Pandeminin kapitalist dünyayı çaresiz bırakırken, gelişmiş teknolojiye rağmen imkanların halk yararına kullanılmadığını ortaya serdiğini belirten Tekin, Çin ve Küba gibi kamu yararına hareket eden ülkelerde durumun tersine gelişmesine atıfta bulundu. Kolombiya'da ise tıpkı Türkiye'de gibi halkın desteksiz bırakılmasının çaresizlikleri körüklediğini söyleyen Tekin, öfkenin kolay yatışmasının mümkün görünmediğini dile getirdi:

"Pandemi, dünyada kapitalizmin aslında ne kadar yüksek imkanlara sahip olmasına rağmen çaresiz kaldığını ve bu imkanları halk için kullanılmadığını gösterdi. Çiçek salgını 300 yıldan beri aşağı yukarı devam ediyor. Dünyada 500 milyon insanı öldürmüş. Sovyetlere geliyor. Sovyetler 'Toplu aşılamaya başlıyorum. Bunu dünyanın her yerine yapacağım, desteklersiniz, desteklemezsiniz' diyor. O süreçten sonra 60’ta Amerika da desteklemek zorunda kalıyor ve dünyada 1981’de çiçek salgını bitiyor. 500 milyon insanı öldürmüş bir hastalığı biz 20 yılda tık diye siliyoruz. 1980’den bugüne 40 yıl geçti. Çok daha güçlü imkanlarımız var. Eğer istesek böyle bir hastalığı birkaç ay içinde dünyadan silip kaldırabilirdik. Birtakım şeyleri eleştirebiliriz ama Çin bu işi birkaç ayda başardı. Kolombiya’nın hemen yanı başındaki Küba başardı. Buralarda pandemi kırılma yaratmadı, büyük mağduriyetler yaratmadı. Birkaç ay içerisinde bu hastalık savuşturuldu. Toplu aşılamaya kamu desteğiyle geçildi. Kolombiya’da bunun olmadığını görüyoruz. Biz nasıl yaşıyorsak, milyonlar evlere hapsedildiği halde destek alamıyorsa, Kolombiya da çok benzer bir örnek. Ne işsizlik desteği oldu, ne geçim desteği. Bir de üzerine sağlıkta özelleştirme kurulunca, asgari ücret de üzerine gelince ciddi bir toplumsal öfke patlamasına neden oldu. Bu öfke geçemez. Çünkü kapitalizm artık çare üretmiyor.

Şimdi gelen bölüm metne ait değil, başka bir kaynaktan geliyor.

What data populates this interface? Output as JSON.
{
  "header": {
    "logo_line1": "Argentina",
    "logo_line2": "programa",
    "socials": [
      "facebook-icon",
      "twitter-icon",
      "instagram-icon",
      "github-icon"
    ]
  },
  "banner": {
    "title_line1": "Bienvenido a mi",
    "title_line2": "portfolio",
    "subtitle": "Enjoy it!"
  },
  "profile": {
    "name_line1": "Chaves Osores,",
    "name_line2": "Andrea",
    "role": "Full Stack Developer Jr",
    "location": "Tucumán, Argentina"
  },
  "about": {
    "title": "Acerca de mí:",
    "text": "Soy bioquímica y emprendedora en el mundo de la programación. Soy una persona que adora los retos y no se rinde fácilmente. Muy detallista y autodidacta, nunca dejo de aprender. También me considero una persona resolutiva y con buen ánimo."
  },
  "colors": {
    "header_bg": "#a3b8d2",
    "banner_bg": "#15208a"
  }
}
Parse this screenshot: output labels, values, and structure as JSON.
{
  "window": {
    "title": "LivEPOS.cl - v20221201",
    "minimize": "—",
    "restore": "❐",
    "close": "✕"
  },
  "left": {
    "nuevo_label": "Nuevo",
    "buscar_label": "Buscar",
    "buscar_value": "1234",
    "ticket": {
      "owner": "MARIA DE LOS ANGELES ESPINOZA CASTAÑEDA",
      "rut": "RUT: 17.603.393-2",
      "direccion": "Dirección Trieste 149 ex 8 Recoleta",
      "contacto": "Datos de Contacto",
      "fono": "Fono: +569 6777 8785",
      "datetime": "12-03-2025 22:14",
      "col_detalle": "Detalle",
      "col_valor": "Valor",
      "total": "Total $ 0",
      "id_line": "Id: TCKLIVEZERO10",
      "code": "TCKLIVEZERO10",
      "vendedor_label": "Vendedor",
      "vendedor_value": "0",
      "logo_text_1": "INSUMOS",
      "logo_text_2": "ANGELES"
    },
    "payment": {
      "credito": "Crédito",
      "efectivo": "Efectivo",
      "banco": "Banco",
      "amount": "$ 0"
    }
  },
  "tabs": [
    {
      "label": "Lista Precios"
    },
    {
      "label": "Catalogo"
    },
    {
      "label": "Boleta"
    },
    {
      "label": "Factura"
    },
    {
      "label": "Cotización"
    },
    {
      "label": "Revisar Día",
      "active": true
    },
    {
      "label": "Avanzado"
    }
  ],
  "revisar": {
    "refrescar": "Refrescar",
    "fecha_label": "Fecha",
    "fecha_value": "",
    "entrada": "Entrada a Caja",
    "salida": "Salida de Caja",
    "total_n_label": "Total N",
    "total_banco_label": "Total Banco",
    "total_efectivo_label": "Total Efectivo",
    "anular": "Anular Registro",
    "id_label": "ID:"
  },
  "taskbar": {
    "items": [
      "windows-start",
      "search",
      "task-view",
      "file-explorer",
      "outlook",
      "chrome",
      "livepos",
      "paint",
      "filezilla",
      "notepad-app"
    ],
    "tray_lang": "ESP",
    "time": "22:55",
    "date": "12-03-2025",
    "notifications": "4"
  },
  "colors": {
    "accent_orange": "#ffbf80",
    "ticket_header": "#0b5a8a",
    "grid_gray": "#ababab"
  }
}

Bastırılabilir toplum içten içe patlayabilir. İnsanlar bir araya gelip bir şey değiştiremediği oranda çaresizliğinden kaynaklı kendi hayatına son vermek gibi şeyler düşünebilir. Yurtdışına gitme hayalleri kurabilir. Bu cehennemi değiştirmezsek kaçışımız yok, halk orada bunları deniyor. Başarılı olur mu, bir şey söylemek kolay değil. Çünkü Kolombiya, bir sürü badire atlatmış bir ülke. Eylemler bir aya ulaştı. 2019’dan alırsak 2 yılı bulmak üzere. Bir umut geçen seçimde aşağı yukarı yüzde 12 farkla kaybeden sosyal demokrat adayının şu an açık ara önde olduğu gözüküyor. Ama onun da çare olabileceğini düşünmek gerçekçi değil. Halkın bunu zorlaması olasılık dahilinde.”